The Partners Displeased
With M’Dougal.—Equivocal Conduct of
That Gentleman—Partners Agree to Abandon Astoria.—Sale of
Goods to M’Tavish.—Arrangements for the Year.—Manifesto
Signed by the Partners—Departure of M’Tavish for the
The partners found Mr. M’Dougal in all the bustle of preparation; having about nine days previously announced at the factory, his intention of breaking up the establishment, and fixed upon the 1st of July for the time of departure. Messrs. Stuart and Clarke felt highly displeased at his taking so precipitate a step, without waiting for their concurrence, when he must have known that their arrival could not be far distant.
Indeed, the whole conduct of Mr. M’Dougal was such as to awaken strong doubts as to his loyal devotion to the cause. His old sympathies with the Northwest Company seem to have revived. He had received M’Tavish and his party with uncalled for hospitality, as though they were friends and allies, instead of being a party of observation, come to reconnoitre the state of affairs at Astoria, and to await the arrival of a hostile ship. Had they been left to themselves, they would have been starved off for want of provisions, or driven away by the Chinooks, who only wanted a signal from the factory to treat them as intruders and enemies. M’Dougal, on the contrary, had supplied them from the stores of the garrison, and had gained them the favor of the Indians, by treating them as friends.
Having set his mind fixedly on the project of breaking up the establishment at Astoria, in the current year, M’Dougal was sorely disappointed at finding that Messrs. Stuart and Clarke had omitted to comply with his request to purchase horses and provisions for the caravan across the mountains. It was now too late to make the necessary preparations in time for traversing the mountains before winter, and the project had to be postponed.

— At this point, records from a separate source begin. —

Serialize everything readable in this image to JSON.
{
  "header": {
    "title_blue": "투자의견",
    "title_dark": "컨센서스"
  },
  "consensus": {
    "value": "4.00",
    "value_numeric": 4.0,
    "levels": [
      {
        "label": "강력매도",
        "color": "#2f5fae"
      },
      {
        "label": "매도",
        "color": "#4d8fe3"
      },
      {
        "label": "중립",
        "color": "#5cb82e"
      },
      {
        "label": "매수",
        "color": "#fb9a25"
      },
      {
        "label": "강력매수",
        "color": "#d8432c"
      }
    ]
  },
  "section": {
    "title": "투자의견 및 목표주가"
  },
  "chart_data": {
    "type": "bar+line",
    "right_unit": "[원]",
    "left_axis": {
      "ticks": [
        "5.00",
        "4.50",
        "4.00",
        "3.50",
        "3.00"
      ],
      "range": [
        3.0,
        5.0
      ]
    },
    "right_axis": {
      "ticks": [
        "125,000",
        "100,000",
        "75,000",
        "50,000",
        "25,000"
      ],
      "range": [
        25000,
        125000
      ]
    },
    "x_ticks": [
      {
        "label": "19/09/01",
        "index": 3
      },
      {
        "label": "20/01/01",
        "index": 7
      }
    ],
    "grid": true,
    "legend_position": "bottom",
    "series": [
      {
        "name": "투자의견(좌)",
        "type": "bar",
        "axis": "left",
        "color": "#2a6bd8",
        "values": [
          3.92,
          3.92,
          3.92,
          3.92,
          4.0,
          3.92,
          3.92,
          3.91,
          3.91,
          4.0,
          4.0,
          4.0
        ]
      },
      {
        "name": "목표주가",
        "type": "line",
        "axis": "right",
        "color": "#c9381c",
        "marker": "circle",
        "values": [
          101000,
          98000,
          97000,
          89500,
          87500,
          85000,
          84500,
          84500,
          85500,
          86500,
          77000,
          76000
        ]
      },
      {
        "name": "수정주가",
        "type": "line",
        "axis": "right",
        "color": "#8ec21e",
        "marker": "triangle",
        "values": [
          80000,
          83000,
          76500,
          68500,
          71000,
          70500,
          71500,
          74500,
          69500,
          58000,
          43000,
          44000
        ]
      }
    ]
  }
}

In the meantime, the non-arrival of the annual ship, and the apprehensions entertained of the loss of the Beaver and of Mr. Hunt, had their effect upon the minds of Messrs. Stuart and Clarke. They began to listen to the desponding representations of M’Dougal, seconded by M’Kenzie, who inveighed against their situation as desperate and forlorn; left to shift for themselves, or perish upon a barbarous coast; neglected by those who sent them there; and threatened with dangers of every kind. In this way they were brought to consent to the plan of abandoning the country in the ensuing year.